I recently joined Pinterest, even though I really don’t need another social network I have to remember I have (hellllewwww – Google+?). So far, it just seems like a place where I “pin” things I:
- think are cool, but will probably never get around to doing;
- think I want, but will probably never get around to buying;
- think look yummy, but will probably never get around to making.
It’s like creating an alternate version of myself that’s made entirely out of “pins.” Here’s what I’d wear if I could afford it! Here’s where I’d write/make music/make art if I had at least one more room in my house! Maybe that’s not how other people are using it, but this is how it strikes me right now. An online, visual manifestation of all the things I don’t have or haven’t done.
Pinning or pining. There doesn’t seem to be much difference. Just another reminder that I’m fueled by want, but driving around on at least 2 bald tires.
But it’s interesting to go in now and then and see if other people are “pinning” the things I’m “pinning.” A few days ago I was struck by the sudden need to look at pictures of blanket forts, and sure enough, there are people on Pinterest who also like to look at pictures of blanket forts.
When I was a kid, we had a fairly big playroom in our attic. This was perfectly suited for sleepovers with our eighty billion cousins. It was also just the right size for my sister and I to build entire cities of blanket forts. There were times when we hardly ever slept in our bedroom, in favor of spending the night in our blanket forts. See ya, Ma…I’m going upstairs to read in my blanket fort.
Blanket forts were incredibly comforting. At nine years old, I didn’t have the knowledge that this may or may not have represented a yearning to return to the womb, but I definitely understood that being in a small, soft space with my Madeleine L’Engle books was vastly preferable to going out and having to pretend to be normal around other people, which was exhausting.
I wonder, now, why I stopped engineering these ways to comfort myself, and went straight for the sources of self-harm that presented themselves as means of comfort. Probably because these seemed to be more sophisticated, and – well – normal. Alcohol. Drugs. “Relationships.” There’s a reason, I think, that so many of us refer to drinking as “fortifying” ourselves before having to go out there and put on our happy faces. I could have saved myself a lot of grief if I’d just made blanket forts instead of getting shitfaced.

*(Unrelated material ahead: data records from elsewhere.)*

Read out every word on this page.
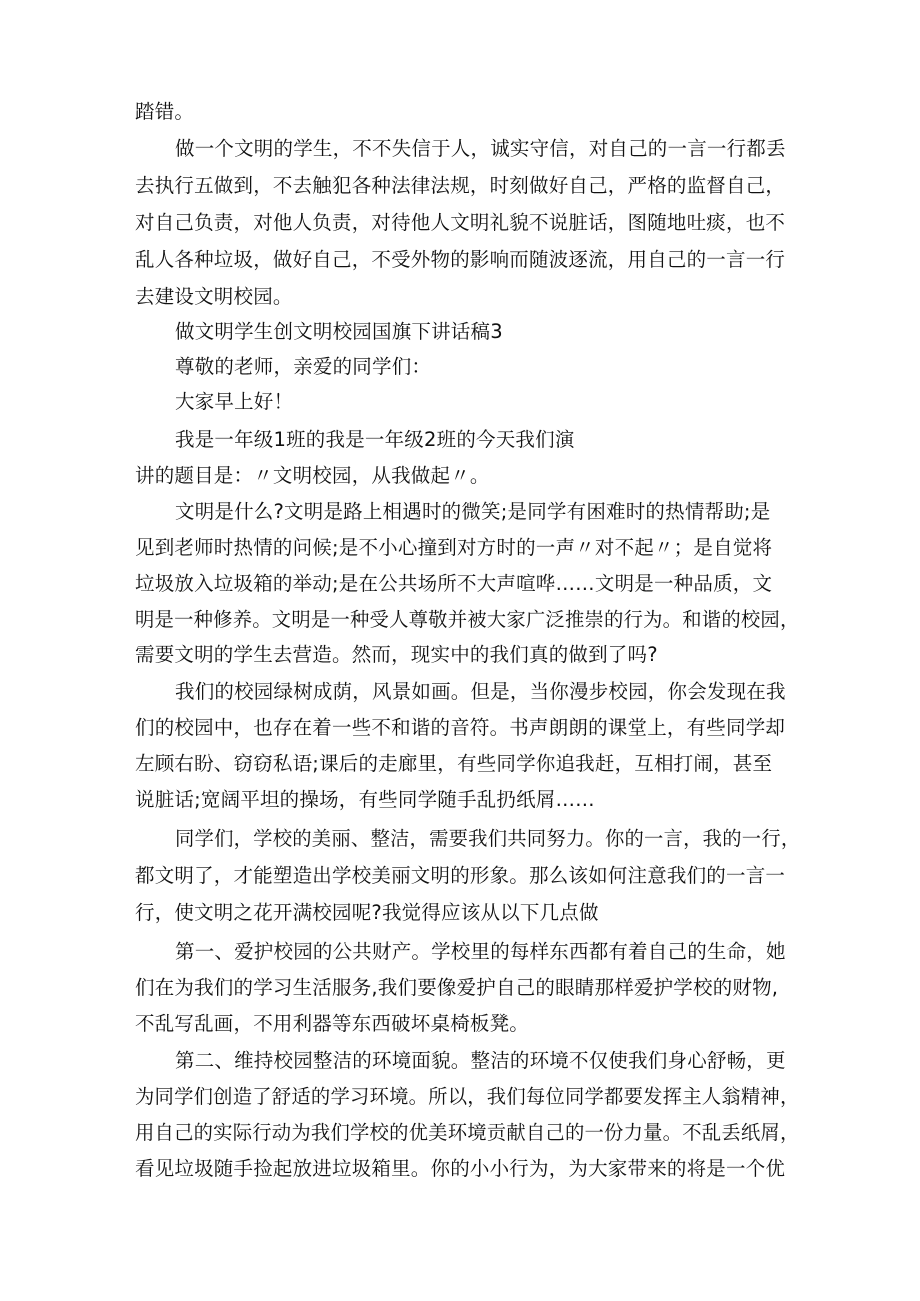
踏错。
做一个文明的学生，不不失信于人，诚实守信，对自己的一言一行都丢
去执行五做到，不去触犯各种法律法规，时刻做好自己，严格的监督自己，
对自己负责，对他人负责，对待他人文明礼貌不说脏话，图随地吐痰，也不
乱人各种垃圾，做好自己，不受外物的影响而随波逐流，用自己的一言一行
去建设文明校园。
做文明学生创文明校园国旗下讲话稿3
尊敬的老师，亲爱的同学们：
大家早上好！
我是一年级1班的我是一年级2班的今天我们演
讲的题目是：〃文明校园，从我做起〃。
文明是什么?文明是路上相遇时的微笑;是同学有困难时的热情帮助;是
见到老师时热情的问候;是不小心撞到对方时的一声〃对不起〃；是自觉将
垃圾放入垃圾箱的举动;是在公共场所不大声喧哗……文明是一种品质，文
明是一种修养。文明是一种受人尊敬并被大家广泛推崇的行为。和谐的校园，
需要文明的学生去营造。然而，现实中的我们真的做到了吗?
我们的校园绿树成荫，风景如画。但是，当你漫步校园，你会发现在我
们的校园中，也存在着一些不和谐的音符。书声朗朗的课堂上，有些同学却
左顾右盼、窃窃私语;课后的走廊里，有些同学你追我赶，互相打闹，甚至
说脏话;宽阔平坦的操场，有些同学随手乱扔纸屑……
同学们，学校的美丽、整洁，需要我们共同努力。你的一言，我的一行，
都文明了，才能塑造出学校美丽文明的形象。那么该如何注意我们的一言一
行，使文明之花开满校园呢?我觉得应该从以下几点做
第一、爱护校园的公共财产。学校里的每样东西都有着自己的生命，她
们在为我们的学习生活服务,我们要像爱护自己的眼睛那样爱护学校的财物,
不乱写乱画，不用利器等东西破坏桌椅板凳。
第二、维持校园整洁的环境面貌。整洁的环境不仅使我们身心舒畅，更
为同学们创造了舒适的学习环境。所以，我们每位同学都要发挥主人翁精神，
用自己的实际行动为我们学校的优美环境贡献自己的一份力量。不乱丢纸屑，
看见垃圾随手捡起放进垃圾箱里。你的小小行为，为大家带来的将是一个优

Over the past 10 years that I’ve been in recovery, I’ve been re-learning those means of creative comfort. I rediscovered writing poetry, stringing words like blankets around the thing I’m struggling with.
Very well said. The idea of creative comfort is so compelling, yet many people never consider it. You don’t or shouldn’t even have to do these things for pay – the creative endeavors ought to be a place you go for renewal.